Do you have a link? I would even take google translation at this point! :)
No. I broke Rule #2 and spent more than an hour on the computer after work the last two nights looking for it and haven't come across it. Maybe my searching skills really suck! Have you searched for it using German?
And is he wrong?
I don't think he is. From what I read and hear from Catholic sources and outlets, including anecdotal things I hear from the priests and seminary professors I know in my archdiocese, what he says adds up. It seems to be more prevalent in certain dioceses than others, but there does appear a prevalence.
If we accept that...possibility...where will this fight against homosexuality in the Church lead? If there are so many of them, maybe always have been...

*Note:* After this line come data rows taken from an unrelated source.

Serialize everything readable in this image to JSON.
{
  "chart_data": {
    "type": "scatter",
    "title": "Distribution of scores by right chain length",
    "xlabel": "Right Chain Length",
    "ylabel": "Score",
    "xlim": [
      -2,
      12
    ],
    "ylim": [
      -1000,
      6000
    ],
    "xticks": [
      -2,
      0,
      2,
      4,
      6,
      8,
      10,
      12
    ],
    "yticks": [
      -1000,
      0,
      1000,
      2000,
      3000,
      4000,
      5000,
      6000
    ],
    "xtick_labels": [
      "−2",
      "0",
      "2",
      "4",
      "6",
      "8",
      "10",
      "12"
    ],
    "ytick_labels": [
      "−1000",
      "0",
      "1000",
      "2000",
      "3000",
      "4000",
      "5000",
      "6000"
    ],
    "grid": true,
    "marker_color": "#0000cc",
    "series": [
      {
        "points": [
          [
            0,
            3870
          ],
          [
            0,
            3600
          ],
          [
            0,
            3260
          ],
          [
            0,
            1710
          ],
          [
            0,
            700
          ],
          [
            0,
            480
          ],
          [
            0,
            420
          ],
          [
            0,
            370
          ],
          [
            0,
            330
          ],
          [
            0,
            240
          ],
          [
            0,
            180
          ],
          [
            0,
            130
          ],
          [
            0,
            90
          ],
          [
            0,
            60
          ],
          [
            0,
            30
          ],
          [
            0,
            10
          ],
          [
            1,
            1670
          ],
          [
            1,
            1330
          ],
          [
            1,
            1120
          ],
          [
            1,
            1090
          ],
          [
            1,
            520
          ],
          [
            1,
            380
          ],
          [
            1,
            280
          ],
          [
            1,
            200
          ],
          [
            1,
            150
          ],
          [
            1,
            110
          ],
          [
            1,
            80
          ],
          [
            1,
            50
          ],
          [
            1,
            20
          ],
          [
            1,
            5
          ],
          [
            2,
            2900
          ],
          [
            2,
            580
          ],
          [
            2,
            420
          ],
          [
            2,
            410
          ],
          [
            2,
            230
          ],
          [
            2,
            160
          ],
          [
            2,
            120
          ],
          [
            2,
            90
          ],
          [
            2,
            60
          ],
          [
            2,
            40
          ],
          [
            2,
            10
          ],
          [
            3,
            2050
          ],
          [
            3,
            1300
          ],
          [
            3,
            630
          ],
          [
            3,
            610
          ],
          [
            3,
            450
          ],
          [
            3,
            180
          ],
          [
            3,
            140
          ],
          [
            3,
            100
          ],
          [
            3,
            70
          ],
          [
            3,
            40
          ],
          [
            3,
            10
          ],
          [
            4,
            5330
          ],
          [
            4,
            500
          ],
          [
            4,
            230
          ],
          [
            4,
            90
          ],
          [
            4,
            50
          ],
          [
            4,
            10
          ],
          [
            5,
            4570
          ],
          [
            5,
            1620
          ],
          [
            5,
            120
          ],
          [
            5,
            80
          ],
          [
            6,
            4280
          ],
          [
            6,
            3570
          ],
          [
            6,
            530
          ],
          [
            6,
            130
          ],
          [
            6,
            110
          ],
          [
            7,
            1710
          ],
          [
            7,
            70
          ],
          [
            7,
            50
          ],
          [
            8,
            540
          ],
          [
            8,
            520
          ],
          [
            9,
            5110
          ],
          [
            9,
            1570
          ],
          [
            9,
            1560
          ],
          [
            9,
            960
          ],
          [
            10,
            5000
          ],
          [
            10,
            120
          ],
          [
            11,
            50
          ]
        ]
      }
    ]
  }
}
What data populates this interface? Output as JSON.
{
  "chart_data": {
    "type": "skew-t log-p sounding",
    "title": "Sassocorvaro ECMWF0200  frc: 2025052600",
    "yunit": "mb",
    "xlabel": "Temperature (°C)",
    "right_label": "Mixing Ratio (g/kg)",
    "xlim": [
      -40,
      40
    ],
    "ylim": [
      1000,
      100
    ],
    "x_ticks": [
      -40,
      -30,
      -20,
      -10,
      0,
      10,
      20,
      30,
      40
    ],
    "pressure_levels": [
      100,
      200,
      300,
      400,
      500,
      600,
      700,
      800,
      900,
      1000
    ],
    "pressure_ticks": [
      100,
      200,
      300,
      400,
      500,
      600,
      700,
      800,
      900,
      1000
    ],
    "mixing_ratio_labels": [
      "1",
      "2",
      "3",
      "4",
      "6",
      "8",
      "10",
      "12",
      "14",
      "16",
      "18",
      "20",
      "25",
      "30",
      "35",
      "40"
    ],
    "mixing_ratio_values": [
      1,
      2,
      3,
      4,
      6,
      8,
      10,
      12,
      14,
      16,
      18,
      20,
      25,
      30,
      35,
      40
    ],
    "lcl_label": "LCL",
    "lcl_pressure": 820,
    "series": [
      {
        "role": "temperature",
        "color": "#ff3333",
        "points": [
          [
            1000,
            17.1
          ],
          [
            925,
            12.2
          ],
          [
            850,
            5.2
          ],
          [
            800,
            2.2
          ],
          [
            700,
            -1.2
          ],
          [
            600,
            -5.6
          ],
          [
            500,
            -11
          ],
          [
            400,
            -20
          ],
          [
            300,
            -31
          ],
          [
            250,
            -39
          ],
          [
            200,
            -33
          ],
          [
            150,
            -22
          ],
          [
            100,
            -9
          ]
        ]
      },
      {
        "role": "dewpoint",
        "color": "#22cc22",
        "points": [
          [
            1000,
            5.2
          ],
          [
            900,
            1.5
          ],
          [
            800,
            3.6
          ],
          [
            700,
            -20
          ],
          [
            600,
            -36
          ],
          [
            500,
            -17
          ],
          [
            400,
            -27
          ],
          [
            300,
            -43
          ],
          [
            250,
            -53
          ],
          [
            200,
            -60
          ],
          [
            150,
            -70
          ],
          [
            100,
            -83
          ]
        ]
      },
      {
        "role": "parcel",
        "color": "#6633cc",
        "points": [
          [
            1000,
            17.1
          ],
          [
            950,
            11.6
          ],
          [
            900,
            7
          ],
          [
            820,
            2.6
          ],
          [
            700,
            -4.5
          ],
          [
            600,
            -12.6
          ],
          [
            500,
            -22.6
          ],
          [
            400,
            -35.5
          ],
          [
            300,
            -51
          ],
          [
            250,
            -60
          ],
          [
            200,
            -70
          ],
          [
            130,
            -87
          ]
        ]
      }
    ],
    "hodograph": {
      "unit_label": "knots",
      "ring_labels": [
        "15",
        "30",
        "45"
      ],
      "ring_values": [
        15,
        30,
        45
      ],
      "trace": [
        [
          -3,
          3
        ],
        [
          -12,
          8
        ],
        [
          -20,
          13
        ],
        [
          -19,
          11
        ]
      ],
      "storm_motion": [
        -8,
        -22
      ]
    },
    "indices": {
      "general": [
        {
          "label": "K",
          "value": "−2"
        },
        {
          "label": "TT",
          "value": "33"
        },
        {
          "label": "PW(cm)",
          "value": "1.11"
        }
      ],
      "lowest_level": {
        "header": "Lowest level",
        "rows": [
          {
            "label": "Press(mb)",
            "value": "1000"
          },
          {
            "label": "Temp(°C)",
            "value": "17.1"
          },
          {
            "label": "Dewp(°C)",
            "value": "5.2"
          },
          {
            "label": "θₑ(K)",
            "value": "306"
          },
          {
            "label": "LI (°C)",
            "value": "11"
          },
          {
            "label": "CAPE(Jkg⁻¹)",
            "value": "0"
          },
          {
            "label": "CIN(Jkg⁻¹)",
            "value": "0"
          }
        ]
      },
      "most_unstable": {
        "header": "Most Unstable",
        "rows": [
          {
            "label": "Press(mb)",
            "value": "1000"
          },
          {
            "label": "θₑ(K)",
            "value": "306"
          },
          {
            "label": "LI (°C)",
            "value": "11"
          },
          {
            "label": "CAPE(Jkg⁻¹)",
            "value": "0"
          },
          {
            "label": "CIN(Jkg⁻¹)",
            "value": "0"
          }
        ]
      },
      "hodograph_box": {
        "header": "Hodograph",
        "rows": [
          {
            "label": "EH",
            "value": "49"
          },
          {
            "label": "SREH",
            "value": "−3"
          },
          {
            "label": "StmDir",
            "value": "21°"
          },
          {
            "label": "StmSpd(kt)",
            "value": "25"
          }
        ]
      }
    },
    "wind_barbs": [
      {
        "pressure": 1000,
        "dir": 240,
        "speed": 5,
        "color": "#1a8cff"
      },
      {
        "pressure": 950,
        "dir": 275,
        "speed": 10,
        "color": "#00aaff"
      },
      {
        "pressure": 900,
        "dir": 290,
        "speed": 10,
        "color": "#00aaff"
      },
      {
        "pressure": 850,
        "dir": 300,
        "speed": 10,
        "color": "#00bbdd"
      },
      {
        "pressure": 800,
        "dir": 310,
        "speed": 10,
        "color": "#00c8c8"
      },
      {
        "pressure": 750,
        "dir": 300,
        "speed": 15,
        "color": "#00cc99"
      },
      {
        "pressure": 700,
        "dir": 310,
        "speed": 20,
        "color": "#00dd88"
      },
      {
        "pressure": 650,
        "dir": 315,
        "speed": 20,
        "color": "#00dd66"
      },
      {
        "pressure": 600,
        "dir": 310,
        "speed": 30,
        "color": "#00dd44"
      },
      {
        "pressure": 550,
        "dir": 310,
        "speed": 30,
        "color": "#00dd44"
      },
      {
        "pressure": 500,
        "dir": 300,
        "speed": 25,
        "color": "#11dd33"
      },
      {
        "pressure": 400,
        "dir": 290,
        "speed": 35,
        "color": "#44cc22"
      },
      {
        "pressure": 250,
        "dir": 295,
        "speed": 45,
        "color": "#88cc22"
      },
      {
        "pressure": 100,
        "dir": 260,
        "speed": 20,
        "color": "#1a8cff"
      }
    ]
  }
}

Good question and it's really hard to know for sure if it's always been that way. There is some possible evidence that it hasn't always been that way: after Vatican II there was a good number of priests who left the priesthood and the vast majority got married. I also recall a couple decades ago there was a petition signed by priests calling for a married priesthood. Take that for what it's worth.
Regardless, and this is my point, the church has a clear teaching on homosexuality and it is a reasoned teaching, why shouldn't a member of the church (clergy or lay) not be able to express himself in favor of this teaching and assess the damage done to the church by its members in the clergy who act contrary to that teaching by comparing it to a disease?
We are closing in on becoming imprisoned by the zeitgeist and those of us who see it differently from the zeitgeist are all going to become Bernard Marx (Brave New World) or something. Those who dig today's zeitgeist should remember that the geist changes with the zeit, it ain't static, although the purveyors of the zeitgeist may try to make it static through autocratic means, like "hate" speech laws and the such.
Anyhow, my work break is over and I got earn my daily bread.